In this slide EImin is not mentioned and instead EImax is highlighted as the measure that demonstrates improved deformability.  While there is improvement in EImin the selected patient’s RBCs the graph shows an EImin pre-dose of 0 which appears atypical based on the previous examples provided by the company as well as other studies using this technology. In their Phase 1 single dose study the EImin for the 7 SCD patients at baseline ranged from .16 to .21 with a mean of .193 and in Global Blood Therapeutics’ study highlighted above the baseline mean was .19 with none of the ten patients have a baseline value of 0.

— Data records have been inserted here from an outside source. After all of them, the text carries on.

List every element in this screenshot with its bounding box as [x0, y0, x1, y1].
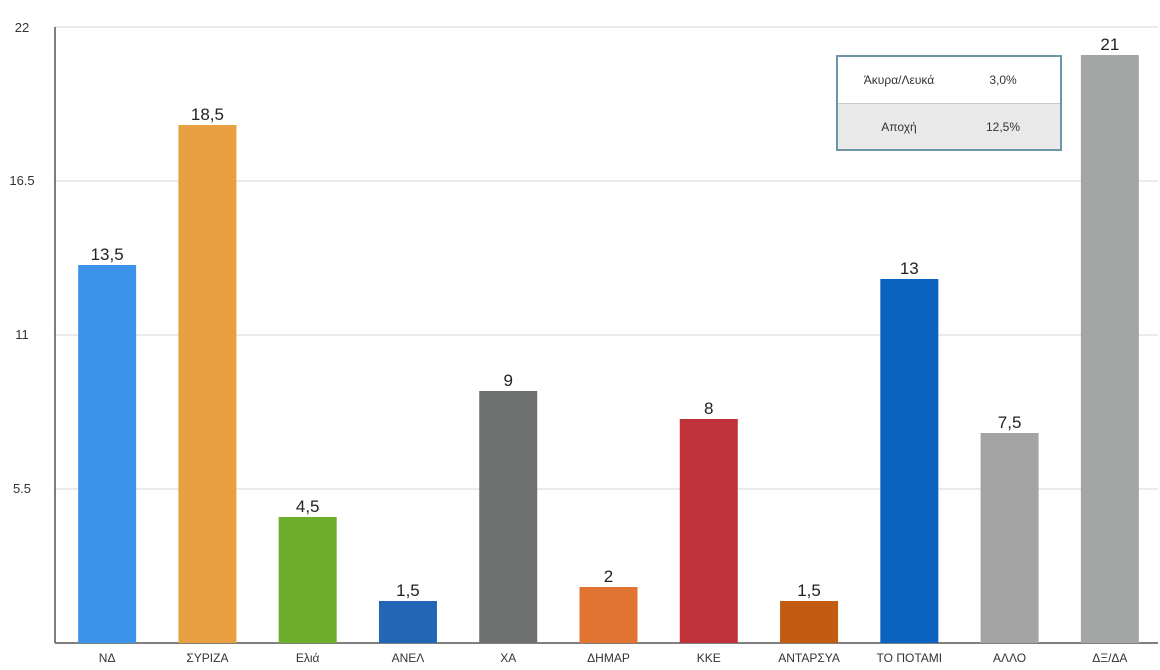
- bar-value-label: 8: [704, 399, 713, 418]
- bar-value-label: 13: [900, 259, 919, 278]
- bar: [178, 125, 237, 643]
- info-label-abstention: Αποχή: [881, 119, 917, 134]
- bar: [278, 517, 337, 643]
- bar: [780, 601, 839, 643]
- category-label: ΝΔ: [99, 651, 116, 665]
- category-label: ΔΞ/ΔΑ: [1092, 651, 1127, 665]
- category-label: ΧΑ: [500, 651, 516, 665]
- bar: [78, 265, 137, 643]
- bar: [1080, 55, 1139, 643]
- y-tick-label: 22: [15, 20, 29, 35]
- category-label: ΚΚΕ: [697, 651, 721, 665]
- category-label: ΑΛΛΟ: [993, 651, 1026, 665]
- y-tick-label: 11: [15, 327, 29, 342]
- bar: [679, 419, 738, 643]
- bars: [78, 55, 1139, 643]
- bar-value-label: 9: [503, 371, 512, 390]
- info-value-invalid: 3,0%: [989, 73, 1017, 87]
- category-label: ΑΝΤΑΡΣΥΑ: [778, 651, 840, 665]
- bar-value-label: 21: [1100, 35, 1119, 54]
- category-label: ΑΝΕΛ: [392, 651, 425, 665]
- info-label-invalid: Άκυρα/Λευκά: [863, 73, 935, 87]
- bar: [479, 391, 538, 643]
- info-row-invalid: Άκυρα/Λευκά 3,0%: [838, 57, 1060, 103]
- bar: [980, 433, 1039, 643]
- bar-value-label: 1,5: [797, 581, 821, 600]
- info-box: Άκυρα/Λευκά 3,0% Αποχή 12,5%: [836, 55, 1062, 151]
- category-label: ΣΥΡΙΖΑ: [186, 651, 228, 665]
- category-labels: ΝΔ ΣΥΡΙΖΑ Ελιά ΑΝΕΛ ΧΑ ΔΗΜΑΡ ΚΚΕ ΑΝΤΑΡΣΥΑ ΤΟ ΠΟΤ…: [99, 651, 1128, 665]
- bar-value-label: 13,5: [91, 245, 124, 264]
- bar-value-label: 1,5: [396, 581, 420, 600]
- bar-value-label: 4,5: [296, 497, 320, 516]
- info-value-abstention: 12,5%: [985, 119, 1021, 134]
- bar-value-label: 2: [604, 567, 613, 586]
- info-row-abstention: Αποχή 12,5%: [838, 103, 1060, 149]
- data-labels: 13,5 18,5 4,5 1,5 9 2 8 1,5 13 7,5 21: [91, 35, 1120, 600]
- bar: [579, 587, 638, 643]
- bar: [880, 279, 939, 643]
- bar: [378, 601, 437, 643]
- category-label: ΤΟ ΠΟΤΑΜΙ: [877, 651, 943, 665]
- y-tick-label: 16.5: [9, 173, 34, 188]
- bar-value-label: 7,5: [998, 413, 1022, 432]
- y-axis-ticks: 5.5 11 16.5 22: [9, 20, 34, 496]
- bar-value-label: 18,5: [191, 105, 224, 124]
- category-label: ΔΗΜΑΡ: [587, 651, 630, 665]
- y-tick-label: 5.5: [13, 481, 31, 496]
- category-label: Ελιά: [296, 651, 320, 665]
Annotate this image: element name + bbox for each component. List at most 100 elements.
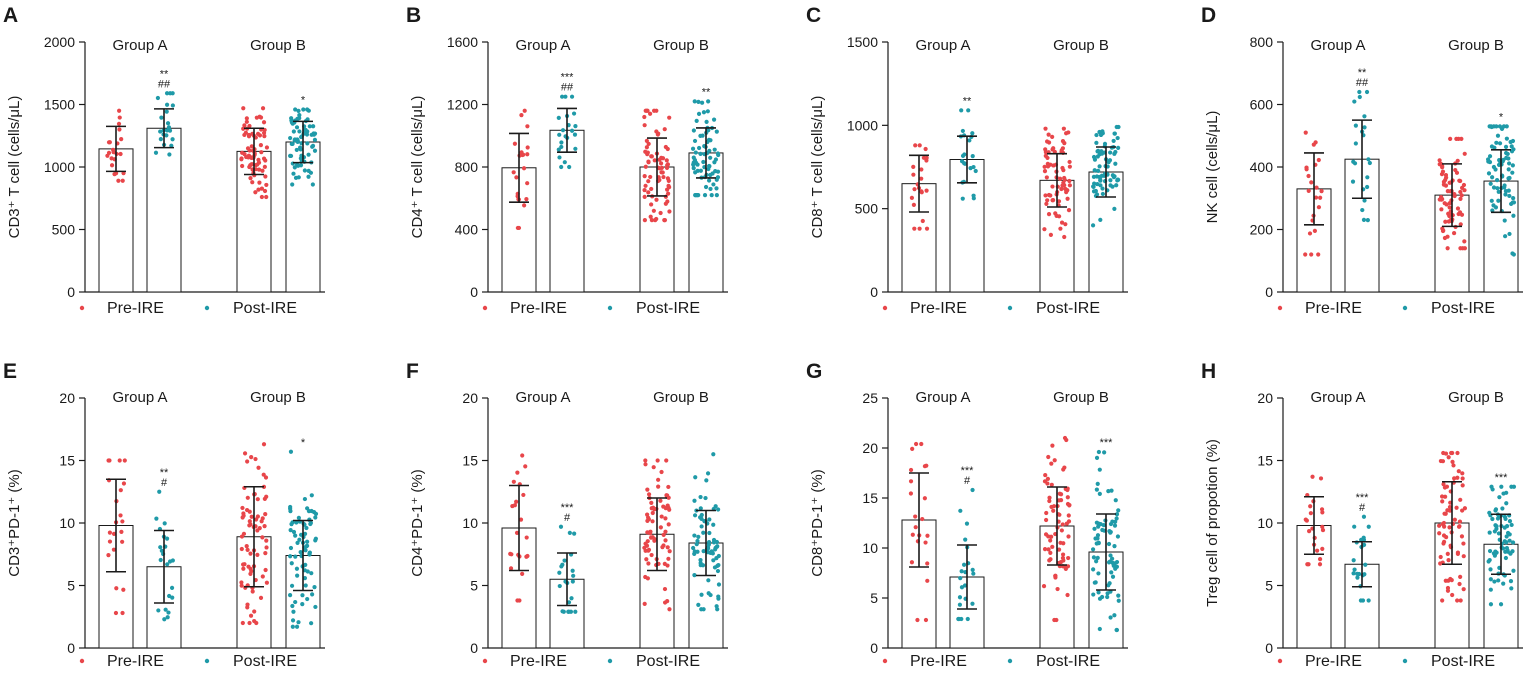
data-point	[1094, 192, 1100, 197]
data-point	[294, 566, 300, 571]
data-point	[263, 551, 268, 556]
data-point	[1510, 251, 1515, 256]
data-point	[247, 123, 252, 129]
data-point	[1095, 181, 1100, 187]
data-point	[1098, 175, 1103, 180]
data-point	[1049, 482, 1054, 487]
data-point	[705, 550, 711, 555]
data-point	[262, 496, 267, 501]
data-point	[1109, 570, 1114, 575]
data-point	[643, 458, 648, 463]
significance-line: **	[1358, 67, 1367, 79]
data-point	[240, 515, 245, 520]
data-point	[297, 129, 302, 134]
y-axis-label: CD4⁺PD-1⁺ (%)	[409, 469, 426, 577]
data-point	[1310, 474, 1315, 479]
data-point	[713, 504, 718, 509]
y-tick-label: 200	[1250, 222, 1274, 238]
data-point	[119, 529, 124, 535]
data-point	[241, 562, 246, 567]
data-point	[666, 522, 671, 527]
data-point	[698, 494, 703, 500]
significance-line: ***	[1495, 472, 1509, 484]
data-point	[159, 115, 164, 120]
data-point	[642, 114, 647, 120]
data-point	[1501, 581, 1506, 586]
data-point	[1438, 554, 1443, 560]
legend: Pre-IRE Post-IRE	[1277, 653, 1495, 670]
data-point	[1450, 592, 1455, 598]
data-point	[306, 152, 311, 157]
data-point	[294, 147, 299, 153]
data-point	[105, 153, 110, 158]
data-point	[1355, 571, 1360, 576]
data-point	[1447, 205, 1452, 210]
data-point	[1487, 154, 1493, 159]
data-point	[570, 579, 575, 584]
data-point	[661, 504, 666, 509]
data-point	[562, 160, 567, 165]
data-point	[557, 583, 562, 589]
data-point	[1107, 158, 1113, 163]
data-point	[1059, 528, 1064, 533]
data-point	[1108, 529, 1113, 535]
data-point	[170, 595, 175, 600]
data-point	[1511, 484, 1517, 489]
data-point	[1456, 211, 1461, 217]
data-point	[1059, 186, 1064, 192]
data-point	[962, 161, 968, 166]
data-point	[1459, 193, 1464, 198]
data-point	[920, 218, 925, 224]
data-point	[648, 535, 654, 540]
data-point	[1066, 513, 1071, 518]
data-point	[1315, 548, 1320, 553]
data-point	[1309, 180, 1314, 185]
significance-line: ***	[1100, 437, 1114, 449]
data-point	[1065, 196, 1070, 201]
data-point	[559, 140, 564, 145]
data-point	[911, 164, 916, 169]
data-point	[118, 488, 123, 493]
data-point	[1044, 175, 1049, 180]
data-point	[917, 226, 922, 231]
group-label: Group B	[1053, 37, 1109, 54]
data-point	[249, 144, 254, 149]
y-tick-label: 0	[1265, 640, 1273, 656]
data-point	[155, 95, 161, 101]
data-point	[1509, 586, 1514, 591]
data-point	[652, 536, 657, 542]
data-point	[704, 119, 709, 124]
data-point	[257, 133, 263, 138]
data-point	[958, 508, 963, 513]
data-point	[291, 171, 296, 176]
data-point	[309, 132, 314, 137]
data-point	[259, 519, 264, 524]
data-point	[1095, 536, 1100, 541]
data-point	[1458, 574, 1463, 579]
data-point	[968, 166, 973, 171]
legend-label-pre: Pre-IRE	[107, 653, 164, 670]
data-point	[1051, 163, 1056, 168]
data-point	[642, 218, 647, 223]
data-point	[515, 470, 520, 475]
data-point	[248, 176, 253, 181]
data-point	[662, 561, 667, 566]
data-point	[698, 557, 703, 563]
data-point	[1506, 167, 1511, 172]
panel-letter: E	[3, 360, 17, 383]
data-point	[1486, 171, 1492, 176]
data-point	[1461, 182, 1467, 188]
data-point	[1487, 510, 1492, 515]
data-point	[925, 578, 930, 583]
data-point	[522, 108, 527, 113]
data-point	[240, 163, 245, 169]
data-point	[288, 545, 294, 551]
data-point	[246, 132, 252, 138]
data-point	[1050, 443, 1055, 448]
data-point	[1045, 476, 1050, 481]
data-point	[522, 203, 527, 208]
data-point	[1511, 195, 1516, 201]
group-label: Group A	[112, 37, 167, 54]
data-point	[256, 465, 261, 470]
data-point	[701, 110, 707, 115]
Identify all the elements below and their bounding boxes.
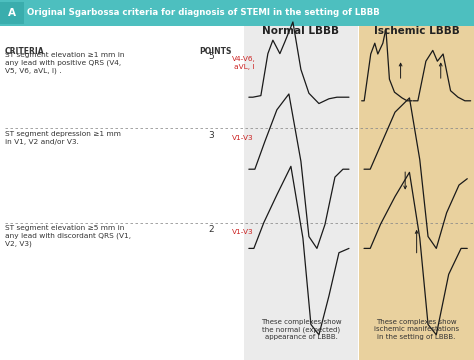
Text: CRITERIA: CRITERIA bbox=[5, 47, 45, 56]
Text: 5: 5 bbox=[209, 52, 214, 61]
Text: 3: 3 bbox=[209, 131, 214, 140]
Text: Original Sgarbossa criteria for diagnosis of STEMI in the setting of LBBB: Original Sgarbossa criteria for diagnosi… bbox=[27, 9, 380, 18]
Text: V1-V3: V1-V3 bbox=[232, 229, 254, 235]
Text: POINTS: POINTS bbox=[199, 47, 231, 56]
FancyBboxPatch shape bbox=[359, 26, 474, 360]
Text: ST segment elevation ≥5 mm in
any lead with discordant QRS (V1,
V2, V3): ST segment elevation ≥5 mm in any lead w… bbox=[5, 225, 131, 247]
Text: V4-V6,
aVL, I: V4-V6, aVL, I bbox=[232, 56, 256, 70]
Text: V1-V3: V1-V3 bbox=[232, 135, 254, 141]
Text: ST segment elevation ≥1 mm in
any lead with positive QRS (V4,
V5, V6, aVL, I) .: ST segment elevation ≥1 mm in any lead w… bbox=[5, 52, 124, 74]
Text: ST segment depression ≥1 mm
in V1, V2 and/or V3.: ST segment depression ≥1 mm in V1, V2 an… bbox=[5, 131, 121, 145]
Text: 2: 2 bbox=[209, 225, 214, 234]
FancyBboxPatch shape bbox=[0, 2, 24, 24]
FancyBboxPatch shape bbox=[0, 0, 474, 26]
FancyBboxPatch shape bbox=[244, 26, 358, 360]
Text: Normal LBBB: Normal LBBB bbox=[263, 26, 339, 36]
Text: These complexes show
the normal (expected)
appearance of LBBB.: These complexes show the normal (expecte… bbox=[261, 319, 341, 340]
Text: Ischemic LBBB: Ischemic LBBB bbox=[374, 26, 459, 36]
Text: A: A bbox=[8, 8, 16, 18]
Text: These complexes show
ischemic manifestations
in the setting of LBBB.: These complexes show ischemic manifestat… bbox=[374, 319, 459, 339]
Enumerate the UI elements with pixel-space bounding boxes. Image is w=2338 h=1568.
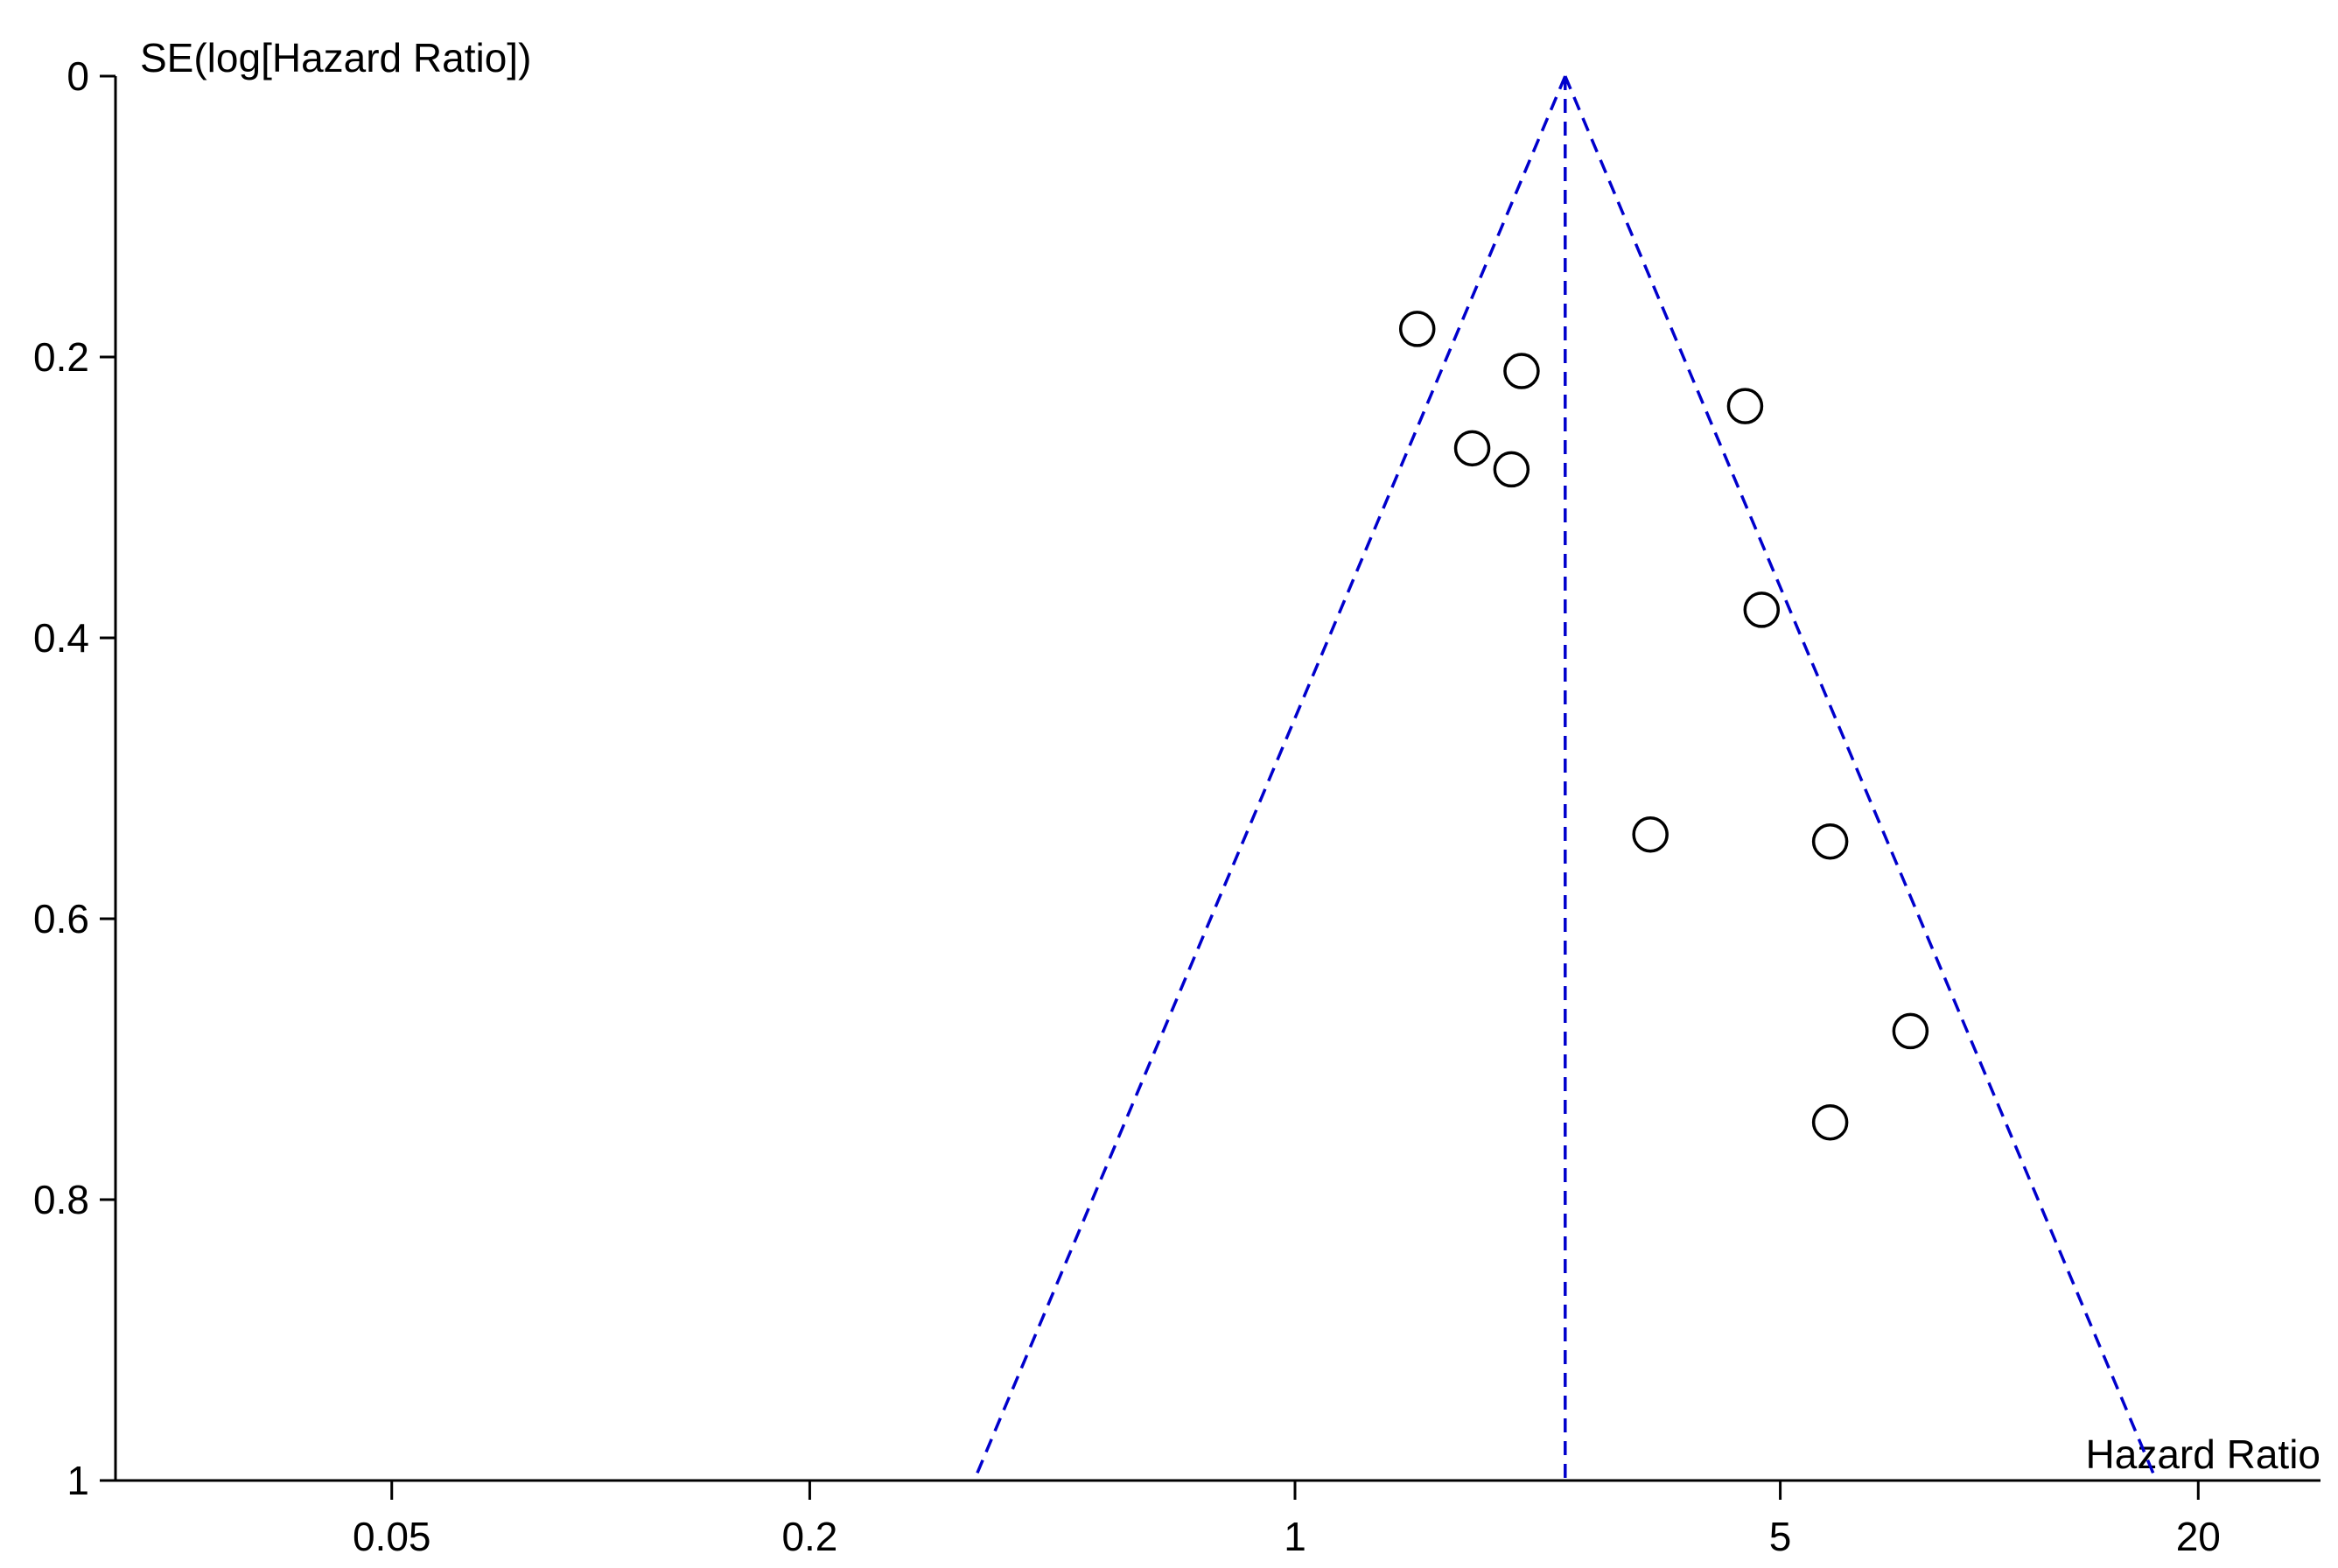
- x-tick-label: 1: [1284, 1514, 1306, 1559]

While Forma disclosed the oxygenscan graph from only one patient the last bullet point on the slide mentions that results from the 14 patients in the 300mg and 600mg QD cohorts collectively showed significantly improved deformability (EImax) by oxyegnescan (p=0.025) while there is again no mention of EImin. In the subsequent slide deformability is again defined by improvements in EImax, showing data from a patient who received 600mg QD and then rolled into the 400mg QD 12 week open-label extension. 

In the Q&A section of the presentation the company was asked about oxygenscan and osmoscan data and indicated that it would be difficult to present the totality of data from the 14 day multiple dose and 12 week open-label extension portion of the Phase 1 trial and that analysis would be part of a later presentation or publication. As a result, investors will have to wait until a later date for additional clarity on baseline EImin in these patients and how it was affected by treatment with etavopivat.

Disclosure:  The author is not a financial advisor and this article is not financial advice.  The author maintains a long position in GBT at the time of writing but reserves the right to sell at any time.